The following procedure was followed to determine the percentage purity of KIO3 in an impure potassium iodate sample. The mass of the given sample was measured. It was 0.305g. The sample was completely dissolved in deionized water in a beaker. Then the solution was placed in a 250cm^3 volumetric flask and deionized water was added up to the volumetric point. 25.0cm^3 of the solution was taken separately in volumetric flasks and more KI and H2SO4 were added to it. The solution was then titrated with a Na2S2O3 solution of concentration 0.022moldm^-3. The volume of Na2S2O3 consumed at the endpoint of the simulation was 26.20cm^3. 1.Calculate the percent purity of KIO3 in this sample.

Answer:

To calculate the percent purity of KIO3 in the sample, we need to determine the number of moles of KIO3 and Na2S2O3 involved in the reaction.

First, we calculate the number of moles of Na2S2O3:

Moles of Na2S2O3 = Concentration × Volume

Moles of Na2S2O3 = 0.022 mol/dm^3 × 26.20 cm^3 / 1000 cm^3/dm^3

Moles of Na2S2O3 = 0.0005764 mol

Next, we use the balanced chemical equation to determine the stoichiometry between KIO3 and Na2S2O3:

2Na2S2O3 + KIO3 + H2SO4 → Na2SO4 + K2SO4 + H2O + I2

From the balanced equation, we can see that 1 mole of KIO3 reacts with 2 moles of Na2S2O3. Therefore, the number of moles of KIO3 can be calculated as follows:

Moles of KIO3 = (Moles of Na2S2O3) / 2

Moles of KIO3 = 0.0005764 mol / 2

Moles of KIO3 = 0.0002882 mol

Now, we calculate the mass of KIO3 in the sample:

Mass of KIO3 = Moles of KIO3 × Molar mass of KIO3

Mass of KIO3 = 0.0002882 mol × (39.10 g/mol + 126.90 g/mol + 16.00 g/mol × 3)

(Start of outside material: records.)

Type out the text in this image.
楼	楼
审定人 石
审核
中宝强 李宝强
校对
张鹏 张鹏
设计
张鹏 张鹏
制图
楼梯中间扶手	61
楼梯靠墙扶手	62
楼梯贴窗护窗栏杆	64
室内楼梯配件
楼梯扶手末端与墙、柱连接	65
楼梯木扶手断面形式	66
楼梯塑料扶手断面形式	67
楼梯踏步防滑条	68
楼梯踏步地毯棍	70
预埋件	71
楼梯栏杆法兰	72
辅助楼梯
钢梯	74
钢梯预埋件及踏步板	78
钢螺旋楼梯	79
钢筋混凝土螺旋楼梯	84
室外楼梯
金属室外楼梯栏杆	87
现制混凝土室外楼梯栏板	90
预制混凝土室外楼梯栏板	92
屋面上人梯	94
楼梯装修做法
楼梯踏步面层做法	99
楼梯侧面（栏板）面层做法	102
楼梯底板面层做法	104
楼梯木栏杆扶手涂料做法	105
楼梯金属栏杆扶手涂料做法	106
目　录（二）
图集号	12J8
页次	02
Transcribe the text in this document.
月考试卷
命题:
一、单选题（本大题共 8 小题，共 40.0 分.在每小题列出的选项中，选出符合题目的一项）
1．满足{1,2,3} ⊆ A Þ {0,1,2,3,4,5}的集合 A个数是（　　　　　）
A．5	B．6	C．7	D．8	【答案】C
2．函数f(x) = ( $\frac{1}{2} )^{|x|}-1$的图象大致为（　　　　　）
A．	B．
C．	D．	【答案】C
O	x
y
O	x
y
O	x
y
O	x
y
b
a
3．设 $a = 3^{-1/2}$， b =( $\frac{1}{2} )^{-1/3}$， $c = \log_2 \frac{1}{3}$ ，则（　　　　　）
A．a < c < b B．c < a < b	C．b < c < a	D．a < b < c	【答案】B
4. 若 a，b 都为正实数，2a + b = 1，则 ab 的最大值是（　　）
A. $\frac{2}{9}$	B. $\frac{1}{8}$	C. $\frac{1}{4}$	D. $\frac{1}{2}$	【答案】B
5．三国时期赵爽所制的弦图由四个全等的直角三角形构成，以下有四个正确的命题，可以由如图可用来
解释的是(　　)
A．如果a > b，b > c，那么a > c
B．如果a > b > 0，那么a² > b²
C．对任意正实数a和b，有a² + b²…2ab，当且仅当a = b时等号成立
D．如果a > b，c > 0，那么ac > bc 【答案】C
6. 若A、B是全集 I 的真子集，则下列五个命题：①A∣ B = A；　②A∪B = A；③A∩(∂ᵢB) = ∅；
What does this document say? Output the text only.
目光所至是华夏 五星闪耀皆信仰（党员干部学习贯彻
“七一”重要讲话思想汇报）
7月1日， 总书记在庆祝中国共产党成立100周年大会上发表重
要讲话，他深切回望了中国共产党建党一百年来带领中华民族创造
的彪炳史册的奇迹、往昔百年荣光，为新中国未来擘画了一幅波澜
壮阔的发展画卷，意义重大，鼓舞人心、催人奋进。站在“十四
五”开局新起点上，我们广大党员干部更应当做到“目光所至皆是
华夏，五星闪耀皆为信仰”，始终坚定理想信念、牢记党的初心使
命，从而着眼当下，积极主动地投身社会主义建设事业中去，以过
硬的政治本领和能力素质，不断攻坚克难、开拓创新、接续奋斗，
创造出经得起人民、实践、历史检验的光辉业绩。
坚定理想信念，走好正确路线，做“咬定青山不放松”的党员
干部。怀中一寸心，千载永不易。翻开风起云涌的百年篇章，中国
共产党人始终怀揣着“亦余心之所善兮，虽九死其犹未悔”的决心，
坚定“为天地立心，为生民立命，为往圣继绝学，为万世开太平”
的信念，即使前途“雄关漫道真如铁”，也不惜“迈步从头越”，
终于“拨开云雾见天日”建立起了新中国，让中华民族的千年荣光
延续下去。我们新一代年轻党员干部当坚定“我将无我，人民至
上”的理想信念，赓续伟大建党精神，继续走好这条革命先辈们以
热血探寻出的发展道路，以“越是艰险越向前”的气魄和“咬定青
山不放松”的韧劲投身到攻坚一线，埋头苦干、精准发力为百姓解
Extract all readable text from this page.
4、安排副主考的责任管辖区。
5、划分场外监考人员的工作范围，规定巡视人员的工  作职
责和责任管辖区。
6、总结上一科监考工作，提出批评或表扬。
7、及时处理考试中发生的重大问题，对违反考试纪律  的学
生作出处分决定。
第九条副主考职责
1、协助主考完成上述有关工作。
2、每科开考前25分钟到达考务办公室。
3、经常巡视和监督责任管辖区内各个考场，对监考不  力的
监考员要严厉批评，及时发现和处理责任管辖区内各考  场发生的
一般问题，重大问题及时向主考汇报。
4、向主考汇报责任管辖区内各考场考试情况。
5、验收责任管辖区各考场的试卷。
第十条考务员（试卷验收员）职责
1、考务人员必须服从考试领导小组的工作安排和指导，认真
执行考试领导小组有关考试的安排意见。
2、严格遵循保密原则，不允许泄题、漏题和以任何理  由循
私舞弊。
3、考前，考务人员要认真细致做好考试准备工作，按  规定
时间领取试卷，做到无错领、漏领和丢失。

Mass of KIO3 = 0.0002882 mol × 214.10 g/mol

Mass of KIO3 = 0.0618 g

Finally, we calculate the percent purity of KIO3:

Percent purity = (Mass of pure KIO3 / Mass of sample) × 100

Percent purity = (0.0618 g / 0.305 g) × 100

Percent purity = 20.26%

Therefore, the percent purity of KIO3 in the sample is approximately 20.26%.